Omnes-27 giugno 2018-Tempo di lettura: 9 minuti

Il maggio '68 ha rivelato una crisi culturale e le sue ripercussioni sono state di vasta portata per la vita della Chiesa e per la teologia.

Testo - Josep-Ignasi Saranyana, Membro effettivo del Pontificio Comitato di Scienze Storiche (Città del Vaticano)

Le grandi controversie teologiche non scoppiano all'improvviso. Dipendono da processi di lunga durata e teoricamente radicati. Lo vediamo ancora una volta nella crisi teologica del 1968, che descriverò schematicamente nei prossimi paragrafi. Discuterò prima gli antecedenti remoti e poi gli sviluppi teorici di quel prodigioso decennio.

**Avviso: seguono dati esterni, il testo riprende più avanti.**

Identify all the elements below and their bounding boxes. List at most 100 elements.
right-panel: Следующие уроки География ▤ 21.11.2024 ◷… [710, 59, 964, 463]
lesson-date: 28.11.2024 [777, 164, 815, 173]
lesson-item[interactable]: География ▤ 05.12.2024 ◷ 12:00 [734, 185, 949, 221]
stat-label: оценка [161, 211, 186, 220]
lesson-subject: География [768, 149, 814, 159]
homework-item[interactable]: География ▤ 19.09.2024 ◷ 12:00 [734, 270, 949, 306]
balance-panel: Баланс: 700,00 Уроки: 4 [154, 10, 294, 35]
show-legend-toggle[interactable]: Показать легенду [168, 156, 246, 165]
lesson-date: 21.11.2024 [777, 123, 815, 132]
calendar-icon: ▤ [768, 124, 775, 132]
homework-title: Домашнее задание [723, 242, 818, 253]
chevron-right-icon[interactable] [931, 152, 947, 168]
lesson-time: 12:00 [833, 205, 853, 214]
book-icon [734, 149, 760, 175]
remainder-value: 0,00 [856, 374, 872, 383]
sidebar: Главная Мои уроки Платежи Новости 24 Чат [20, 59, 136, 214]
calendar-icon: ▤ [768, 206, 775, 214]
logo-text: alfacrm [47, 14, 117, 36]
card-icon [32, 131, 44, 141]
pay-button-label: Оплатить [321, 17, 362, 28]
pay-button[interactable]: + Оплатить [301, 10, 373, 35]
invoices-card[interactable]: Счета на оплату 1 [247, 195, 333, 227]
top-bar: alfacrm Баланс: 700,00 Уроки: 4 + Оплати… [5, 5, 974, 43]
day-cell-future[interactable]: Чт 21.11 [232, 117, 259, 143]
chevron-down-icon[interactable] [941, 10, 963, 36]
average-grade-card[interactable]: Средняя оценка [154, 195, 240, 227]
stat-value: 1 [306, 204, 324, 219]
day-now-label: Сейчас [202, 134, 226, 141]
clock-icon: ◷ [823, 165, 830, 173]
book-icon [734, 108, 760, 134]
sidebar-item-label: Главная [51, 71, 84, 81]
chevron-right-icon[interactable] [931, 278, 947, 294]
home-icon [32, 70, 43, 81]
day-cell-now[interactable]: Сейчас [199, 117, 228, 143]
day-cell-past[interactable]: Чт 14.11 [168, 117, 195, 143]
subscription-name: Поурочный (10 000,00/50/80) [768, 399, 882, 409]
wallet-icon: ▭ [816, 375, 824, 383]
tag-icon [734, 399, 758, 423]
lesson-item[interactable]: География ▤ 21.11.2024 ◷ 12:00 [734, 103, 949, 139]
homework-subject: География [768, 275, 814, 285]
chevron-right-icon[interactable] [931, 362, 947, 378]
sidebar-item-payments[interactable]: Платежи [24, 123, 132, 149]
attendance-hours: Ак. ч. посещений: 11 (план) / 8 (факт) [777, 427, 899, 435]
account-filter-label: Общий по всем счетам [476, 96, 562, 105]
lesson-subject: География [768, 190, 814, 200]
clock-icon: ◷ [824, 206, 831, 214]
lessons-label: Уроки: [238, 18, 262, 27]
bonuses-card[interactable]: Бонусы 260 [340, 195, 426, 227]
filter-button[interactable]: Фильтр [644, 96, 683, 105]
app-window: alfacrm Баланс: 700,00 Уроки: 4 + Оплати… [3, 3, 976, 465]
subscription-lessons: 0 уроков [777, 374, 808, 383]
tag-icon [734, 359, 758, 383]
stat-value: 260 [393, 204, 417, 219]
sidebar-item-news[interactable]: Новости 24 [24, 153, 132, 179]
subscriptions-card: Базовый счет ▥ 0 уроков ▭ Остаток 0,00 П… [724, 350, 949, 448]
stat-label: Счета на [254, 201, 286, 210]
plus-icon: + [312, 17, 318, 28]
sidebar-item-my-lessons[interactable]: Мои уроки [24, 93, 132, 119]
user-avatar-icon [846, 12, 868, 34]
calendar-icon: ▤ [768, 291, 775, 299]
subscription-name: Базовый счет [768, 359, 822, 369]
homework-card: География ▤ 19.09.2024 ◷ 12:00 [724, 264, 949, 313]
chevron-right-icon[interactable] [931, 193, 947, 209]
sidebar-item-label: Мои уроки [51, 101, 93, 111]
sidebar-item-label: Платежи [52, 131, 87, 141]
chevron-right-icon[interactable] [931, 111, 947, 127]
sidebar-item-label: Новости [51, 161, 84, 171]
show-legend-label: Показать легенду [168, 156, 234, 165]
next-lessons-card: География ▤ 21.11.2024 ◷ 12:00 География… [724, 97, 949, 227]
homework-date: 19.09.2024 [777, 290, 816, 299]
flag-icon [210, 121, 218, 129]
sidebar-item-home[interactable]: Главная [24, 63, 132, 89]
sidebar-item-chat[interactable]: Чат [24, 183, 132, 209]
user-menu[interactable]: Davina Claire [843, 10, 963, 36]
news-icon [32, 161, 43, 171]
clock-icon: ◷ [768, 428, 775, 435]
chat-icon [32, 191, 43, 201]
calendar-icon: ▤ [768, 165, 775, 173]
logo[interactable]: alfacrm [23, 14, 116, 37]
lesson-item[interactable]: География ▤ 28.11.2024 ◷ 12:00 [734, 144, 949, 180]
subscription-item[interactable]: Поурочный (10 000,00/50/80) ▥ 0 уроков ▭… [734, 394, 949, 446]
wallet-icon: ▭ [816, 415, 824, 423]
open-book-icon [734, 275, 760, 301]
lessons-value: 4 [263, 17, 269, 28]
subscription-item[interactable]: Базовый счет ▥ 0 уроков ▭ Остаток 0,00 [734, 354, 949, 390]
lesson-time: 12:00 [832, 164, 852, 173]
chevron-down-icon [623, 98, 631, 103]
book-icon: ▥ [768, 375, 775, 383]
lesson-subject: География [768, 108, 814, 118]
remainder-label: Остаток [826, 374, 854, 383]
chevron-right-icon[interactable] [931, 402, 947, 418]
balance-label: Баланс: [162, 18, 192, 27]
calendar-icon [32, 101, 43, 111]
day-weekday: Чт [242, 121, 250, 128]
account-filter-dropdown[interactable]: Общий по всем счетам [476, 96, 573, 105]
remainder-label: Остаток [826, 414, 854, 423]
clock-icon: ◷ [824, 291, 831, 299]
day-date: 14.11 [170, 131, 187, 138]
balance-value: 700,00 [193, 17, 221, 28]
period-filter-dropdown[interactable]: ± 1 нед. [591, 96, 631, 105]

Il contesto teologico del 68° Congresso teologico

Cinque linee dottrinali delimitavano, a mio avviso, lo spazio teologico del '68: l'assolutizzazione della libertà individuale, l'autonomia della coscienza morale dalle istanze eteronome, la critica della ragione storica, il freudo-marxismo e il marxismo dal volto umano.

a) Sull'assolutizzazione della libertà

L'analisi teologica della libertà si complica all'inizio del XVI secolo. Martin Lutero, attingendo a fonti tardo-medievali, problematizzò il rapporto tra grazia e libertà, come testimonia il suo saggio De servo arbitrio ("Libertà degli schiavi"), pubblicato nel 1525, in risposta al De libero arbitrio di Erasmo da Rotterdam, apparso l'anno precedente. La libertà, secondo Lutero e altri teologi del tempo, era stata talmente danneggiata dal peccato originale da non essere più propriamente libera, ma schiava. Il Concilio di Trento prese in mano la situazione, condannando il fatto che il libero arbitrio (o la capacità di scegliere) fosse stato estinto dal peccato originale.
Nella seconda metà del Cinquecento, l'analisi della libertà divenne uno dei principali argomenti di discussione teorica. Dopo Michele Bayo, scoppiò la crisi dell'auxiliis e, di conseguenza, a metà del XVII secolo esplose il binomio giansenista "libero nella necessità" e "libero nella costrizione", che esasperava l'identificazione senza riserve della libertà con la volontà.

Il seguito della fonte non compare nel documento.